I had lowered my newspaper to half-mast, so to speak.

“That’s right,” said my father knowingly, but I could tell by watching his face that his final state of knowledge was achieved through an effort of will. At first he had seemed puzzled by Nanga’s explanation and then I suppose he felt that as a local chairman of P.O.P. he could not admit to ignorance of its affairs so he immediately knew. As in breaking the law, what one knows and what one ought to know come to the same thing.

“I suppose your new four-storeyed building is going to be the party headquarters,” I asked, putting down the newspaper altogether.

“Chief the Honourable Minister was not talking to you,” said my father lamely.

“Naturally he wouldn’t because he knows I know what he knows . . . The buses, for instance, we all know are for carrying the party, and the import duty . . .”

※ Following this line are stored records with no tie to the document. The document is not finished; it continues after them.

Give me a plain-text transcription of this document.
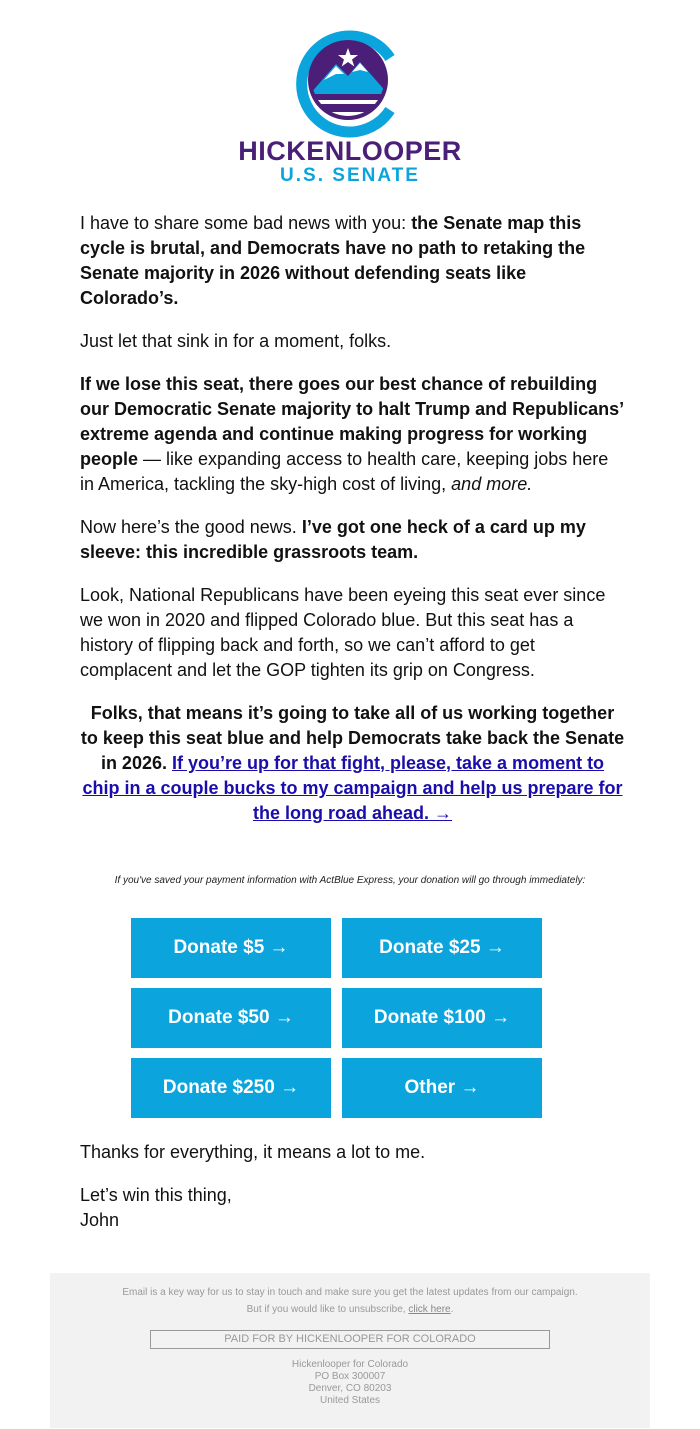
HICKENLOOPER
U.S. SENATE

I have to share some bad news with you: the Senate map this cycle is brutal, and Democrats have no path to retaking the Senate majority in 2026 without defending seats like Colorado’s.

Just let that sink in for a moment, folks.

If we lose this seat, there goes our best chance of rebuilding our Democratic Senate majority to halt Trump and Republicans’ extreme agenda and continue making progress for working people — like expanding access to health care, keeping jobs here in America, tackling the sky-high cost of living, and more.

Now here’s the good news. I’ve got one heck of a card up my sleeve: this incredible grassroots team.

Look, National Republicans have been eyeing this seat ever since we won in 2020 and flipped Colorado blue. But this seat has a history of flipping back and forth, so we can’t afford to get complacent and let the GOP tighten its grip on Congress.

Folks, that means it’s going to take all of us working together to keep this seat blue and help Democrats take back the Senate in 2026. If you’re up for that fight, please, take a moment to chip in a couple bucks to my campaign and help us prepare for the long road ahead. →

If you've saved your payment information with ActBlue Express, your donation will go through immediately:
Donate $5 →	Donate $25 →
Donate $50 →	Donate $100 →
Donate $250 →	Other →

Thanks for everything, it means a lot to me.

Let’s win this thing,
John

Email is a key way for us to stay in touch and make sure you get the latest updates from our campaign.
But if you would like to unsubscribe, click here.
PAID FOR BY HICKENLOOPER FOR COLORADO
Hickenlooper for Colorado
PO Box 300007
Denver, CO 80203
United States
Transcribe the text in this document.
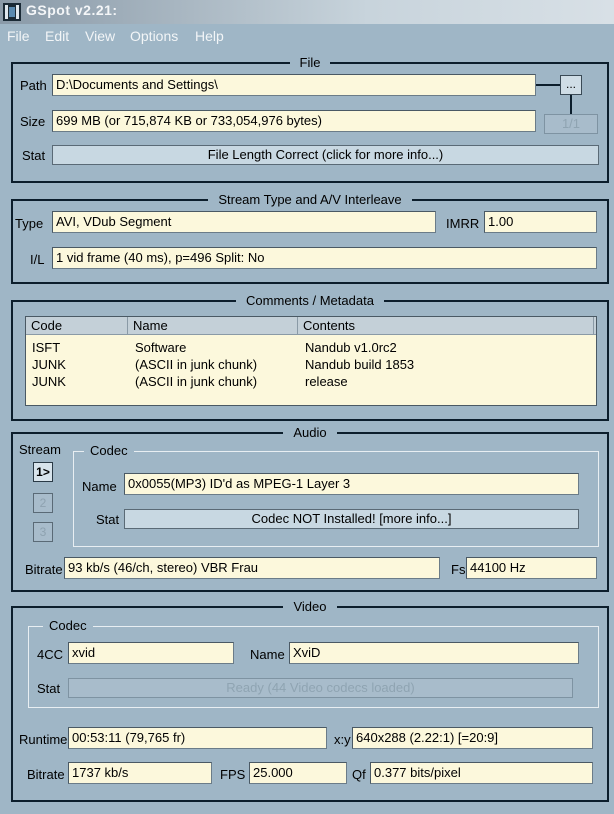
GSpot v2.21:
File Edit View Options Help
File
Path D:\Documents and Settings\	...
Size 699 MB (or 715,874 KB or 733,054,976 bytes)	1/1
Stat	File Length Correct (click for more info...)
Stream Type and A/V Interleave
Type AVI, VDub Segment	IMRR 1.00
I/L 1 vid frame (40 ms), p=496 Split: No
Comments / Metadata
Code	Name	Contents
ISFT	Software	Nandub v1.0rc2
JUNK	(ASCII in junk chunk)	Nandub build 1853
JUNK	(ASCII in junk chunk)	release
Audio
Stream
1>
2
3
Codec
Name 0x0055(MP3) ID'd as MPEG-1 Layer 3
Stat	Codec NOT Installed! [more info...]
Bitrate 93 kb/s (46/ch, stereo) VBR Frau	Fs 44100 Hz
Video
Codec
4CC xvid	Name XviD
Stat	Ready (44 Video codecs loaded)
Runtime 00:53:11 (79,765 fr)	x:y 640x288 (2.22:1) [=20:9]
Bitrate 1737 kb/s	FPS 25.000	Qf 0.377 bits/pixel
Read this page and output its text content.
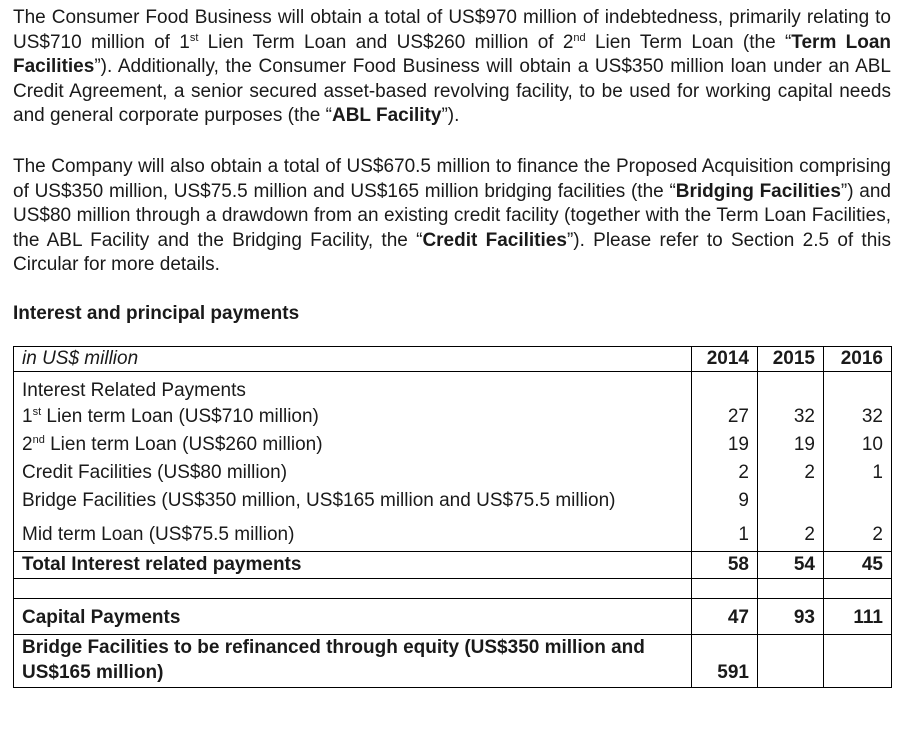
The Consumer Food Business will obtain a total of US$970 million of indebtedness, primarily relating to US$710 million of 1st Lien Term Loan and US$260 million of 2nd Lien Term Loan (the “Term Loan Facilities”). Additionally, the Consumer Food Business will obtain a US$350 million loan under an ABL Credit Agreement, a senior secured asset-based revolving facility, to be used for working capital needs and general corporate purposes (the “ABL Facility”).

The Company will also obtain a total of US$670.5 million to finance the Proposed Acquisition comprising of US$350 million, US$75.5 million and US$165 million bridging facilities (the “Bridging Facilities”) and US$80 million through a drawdown from an existing credit facility (together with the Term Loan Facilities, the ABL Facility and the Bridging Facility, the “Credit Facilities”). Please refer to Section 2.5 of this Circular for more details.

Interest and principal payments
in US$ million	2014	2015	2016
Interest Related Payments			
1st Lien term Loan (US$710 million)	27	32	32
2nd Lien term Loan (US$260 million)	19	19	10
Credit Facilities (US$80 million)	2	2	1
Bridge Facilities (US$350 million, US$165 million and US$75.5 million)	9		
Mid term Loan (US$75.5 million)	1	2	2
Total Interest related payments	58	54	45

Capital Payments	47	93	111
Bridge Facilities to be refinanced through equity (US$350 million and US$165 million)	591		
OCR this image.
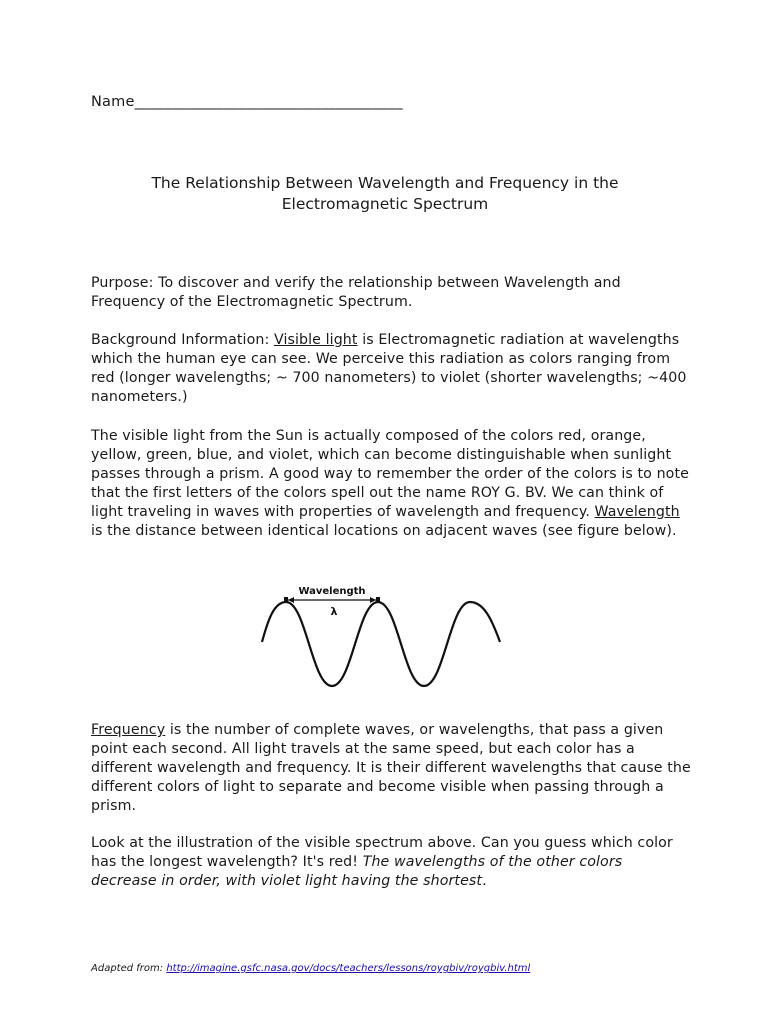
Name____________________________________
The Relationship Between Wavelength and Frequency in the
Electromagnetic Spectrum
Purpose: To discover and verify the relationship between Wavelength and Frequency of the Electromagnetic Spectrum.
Background Information: Visible light is Electromagnetic radiation at wavelengths which the human eye can see. We perceive this radiation as colors ranging from red (longer wavelengths; ~ 700 nanometers) to violet (shorter wavelengths; ~400 nanometers.)
The visible light from the Sun is actually composed of the colors red, orange, yellow, green, blue, and violet, which can become distinguishable when sunlight passes through a prism. A good way to remember the order of the colors is to note that the first letters of the colors spell out the name ROY G. BV. We can think of light traveling in waves with properties of wavelength and frequency. Wavelength is the distance between identical locations on adjacent waves (see figure below).
Wavelength
λ
Frequency is the number of complete waves, or wavelengths, that pass a given point each second. All light travels at the same speed, but each color has a different wavelength and frequency. It is their different wavelengths that cause the different colors of light to separate and become visible when passing through a prism.
Look at the illustration of the visible spectrum above. Can you guess which color has the longest wavelength? It's red! The wavelengths of the other colors decrease in order, with violet light having the shortest.
Adapted from: http://imagine.gsfc.nasa.gov/docs/teachers/lessons/roygbiv/roygbiv.html
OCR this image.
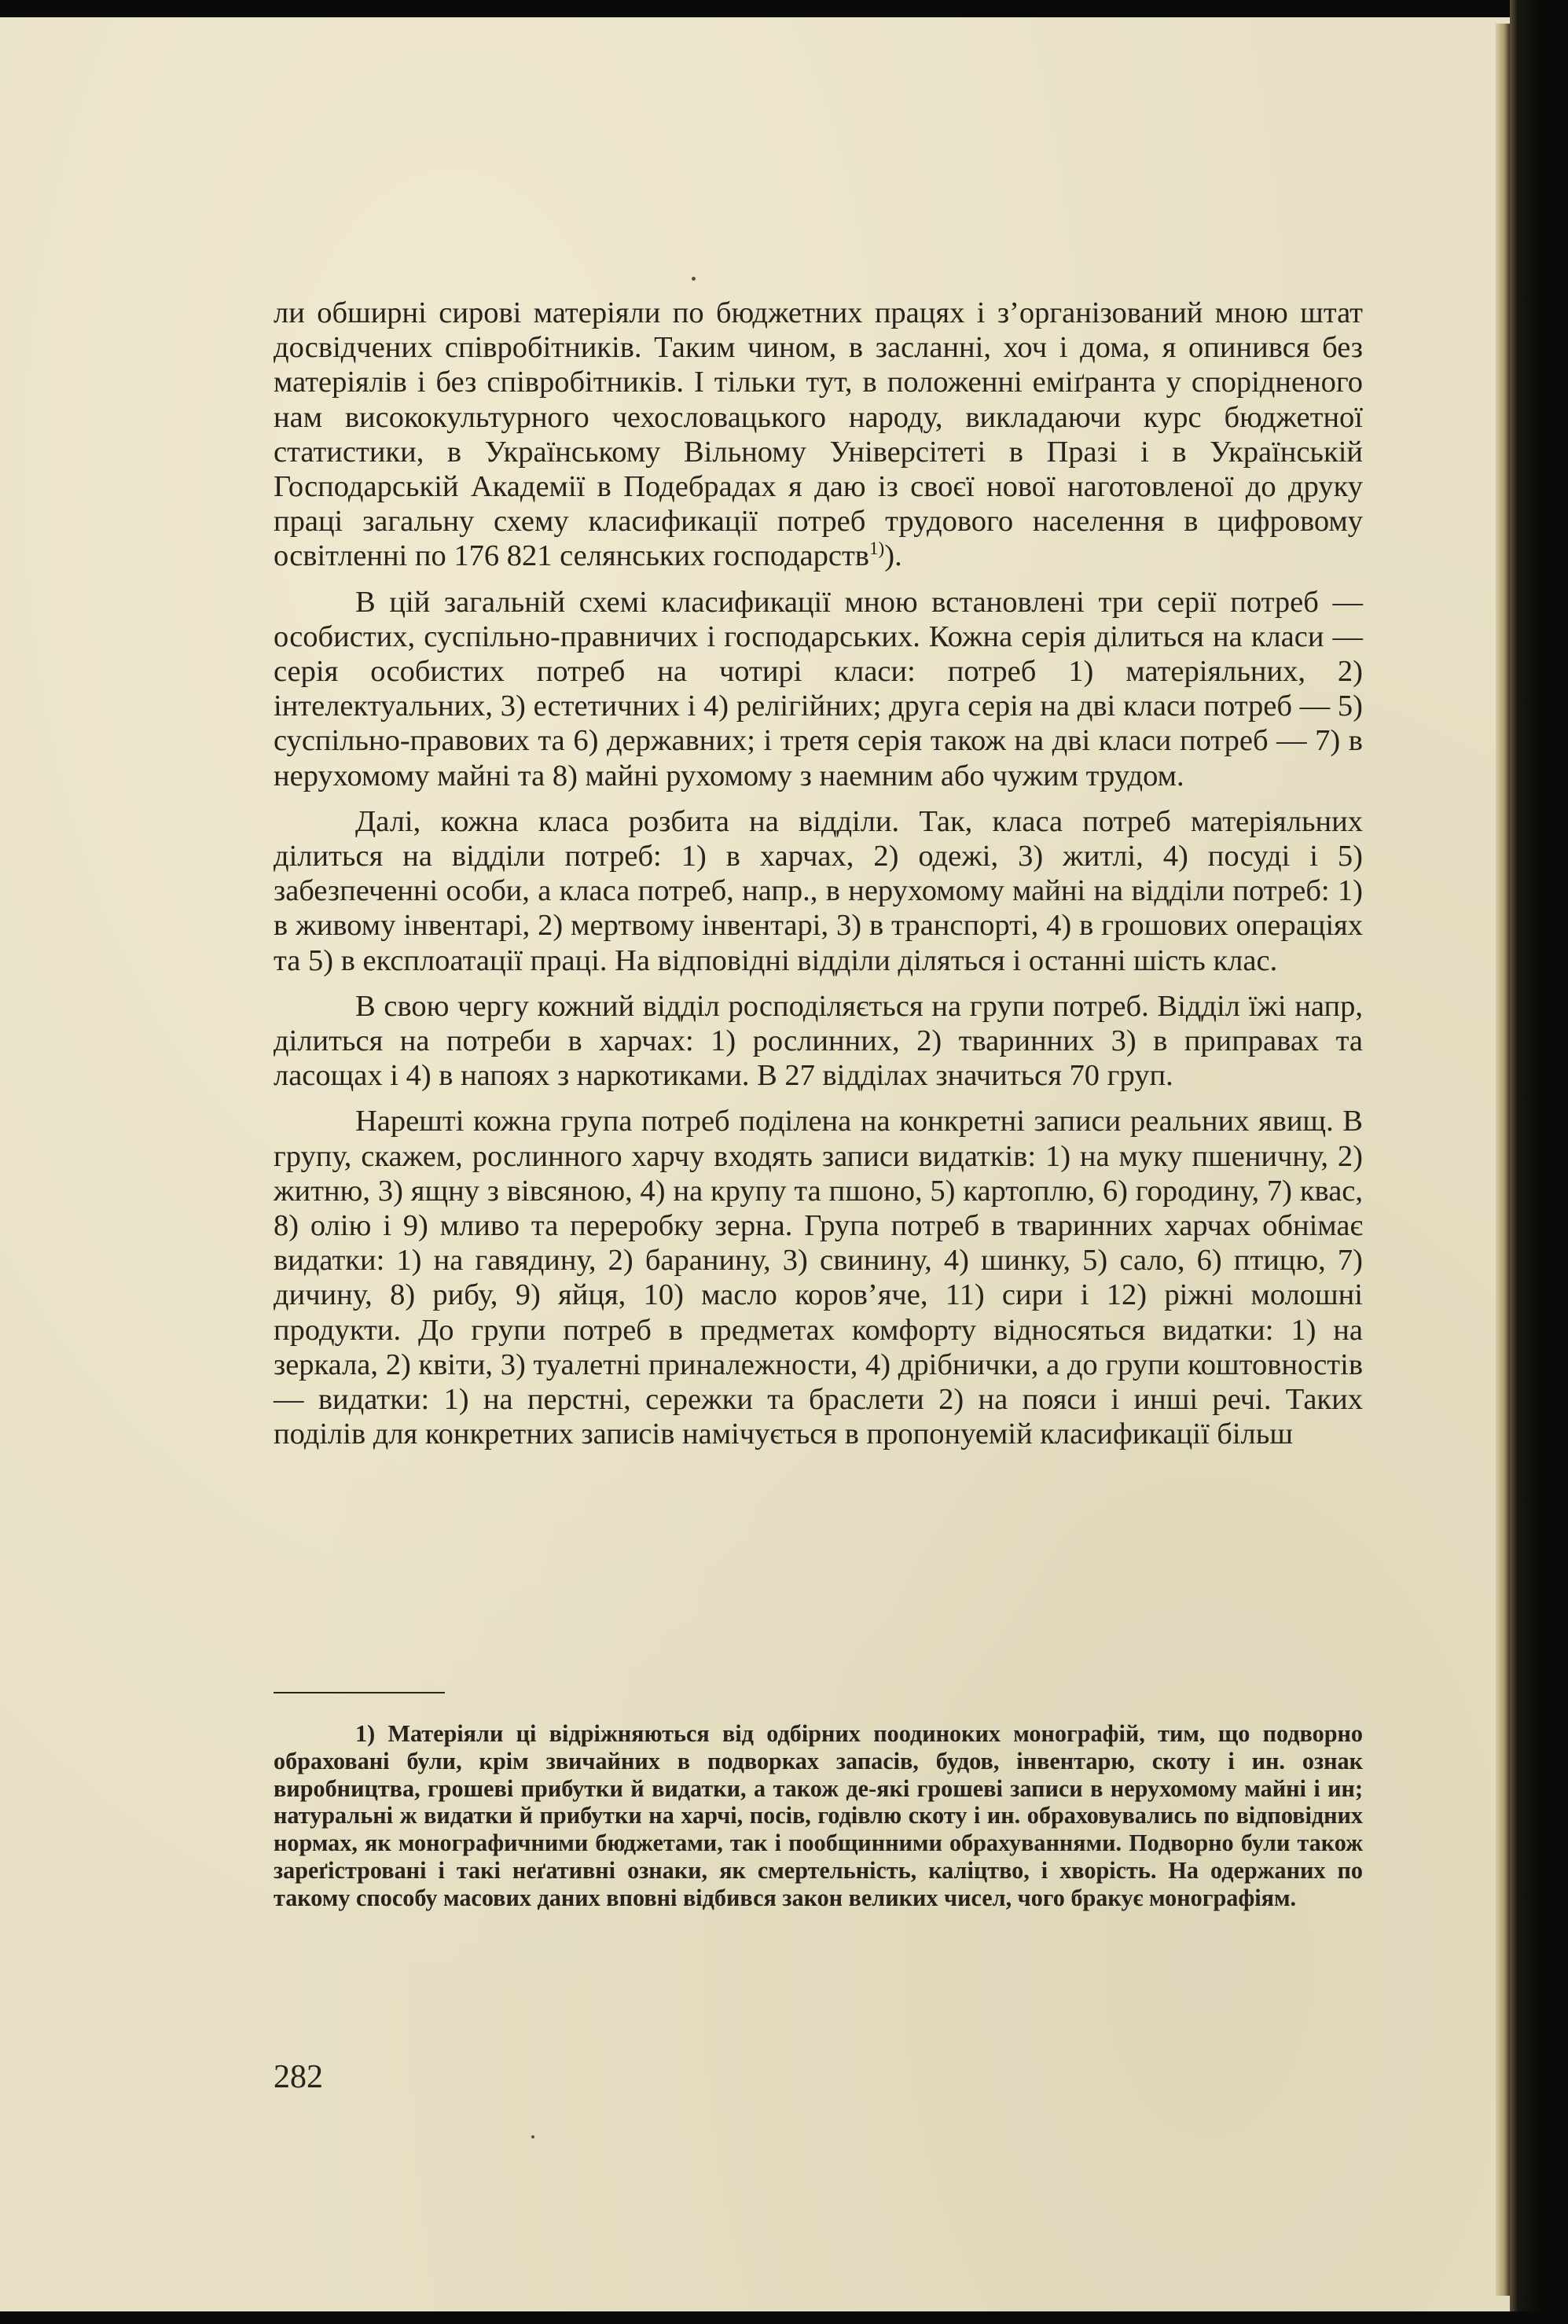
ли обширні сирові матеріяли по бюджетних працях і з’організований мною штат досвідчених співробітників. Таким чином, в засланні, хоч і дома, я опинився без матеріялів і без співробітників. І тільки тут, в положенні еміґранта у спорідненого нам висококультурного чехословацького народу, викладаючи курс бюджетної статистики, в Українському Вільному Універсітеті в Празі і в Українській Господарській Академії в Подебрадах я даю із своєї нової наготовленої до друку праці загальну схему класификації потреб трудового населення в цифровому освітленні по 176 821 селянських господарств$^{1)}$).

В цій загальній схемі класификації мною встановлені три серії потреб — особистих, суспільно-правничих і господарських. Кожна серія ділиться на класи — серія особистих потреб на чотирі класи: потреб 1) матеріяльних, 2) інтелектуальних, 3) естетичних і 4) релігійних; друга серія на дві класи потреб — 5) суспільно-правових та 6) державних; і третя серія також на дві класи потреб — 7) в нерухомому майні та 8) майні рухомому з наемним або чужим трудом.

Далі, кожна класа розбита на відділи. Так, класа потреб матеріяльних ділиться на відділи потреб: 1) в харчах, 2) одежі, 3) житлі, 4) посуді і 5) забезпеченні особи, а класа потреб, напр., в нерухомому майні на відділи потреб: 1) в живому інвентарі, 2) мертвому інвентарі, 3) в транспорті, 4) в грошових операціях та 5) в експлоатації праці. На відповідні відділи діляться і останні шість клас.

В свою чергу кожний відділ росподіляється на групи потреб. Відділ їжі напр, ділиться на потреби в харчах: 1) рослинних, 2) тваринних 3) в приправах та ласощах і 4) в напоях з наркотиками. В 27 відділах значиться 70 груп.

Нарешті кожна група потреб поділена на конкретні записи реальних явищ. В групу, скажем, рослинного харчу входять записи видатків: 1) на муку пшеничну, 2) житню, 3) ящну з вівсяною, 4) на крупу та пшоно, 5) картоплю, 6) городину, 7) квас, 8) олію і 9) мливо та переробку зерна. Група потреб в тваринних харчах обнімає видатки: 1) на гавядину, 2) баранину, 3) свинину, 4) шинку, 5) сало, 6) птицю, 7) дичину, 8) рибу, 9) яйця, 10) масло коров’яче, 11) сири і 12) ріжні молошні продукти. До групи потреб в предметах комфорту відносяться видатки: 1) на зеркала, 2) квіти, 3) туалетні приналежности, 4) дрібнички, а до групи коштовностів — видатки: 1) на перстні, сережки та браслети 2) на пояси і инші речі. Таких поділів для конкретних записів намічується в пропонуемій класификації більш

1) Матеріяли ці відріжняються від одбірних поодиноких монографій, тим, що подворно обраховані були, крім звичайних в подворках запасів, будов, інвентарю, скоту і ин. ознак виробництва, грошеві прибутки й видатки, а також де-які грошеві записи в нерухомому майні і ин; натуральні ж видатки й прибутки на харчі, посів, годівлю скоту і ин. обраховувались по відповідних нормах, як монографичними бюджетами, так і пообщинними обрахуваннями. Подворно були також зареґістровані і такі неґативні ознаки, як смертельність, каліцтво, і хворість. На одержаних по такому способу масових даних вповні відбився закон великих чисел, чого бракує монографіям.
282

“Shut up!” shouted my father.

“Leave him alone, sir. When he finishes advertising his ignorance I will educate him.”

I wanted to say he should go and educate his mother but decided against it.

“Have you finished, Mr Nationalist? He that knows not and knows not that he knows not is a fool.”

“Don’t mind him, Chief. He is my son but I can tell you that if I had another like him I would have died long ago. Let us go into the house.” My father led the way to the dark parlour of the main house—a stone and cement building which was once the best and most modern house in Urua. But today nobody remembers it when buildings are talked about. It has become old-fashioned with its high, steep roof into which had gone enough corrugated iron sheets for at least two other houses. Some day someone will have to replace the wooden jalousie of its narr

ow windows with glass panes so as to let in more light into the rooms. And most likely the someone will be me.

I stayed on in the outbuilding exulting in my successful onslaught which had driven my father and his important guest from this airy comfortable day-room into the dark stone house.

About half an hour later my father came to the front door of the main house and called my name. “Sir!” I answered full of respect but without getting up or stirring in any way.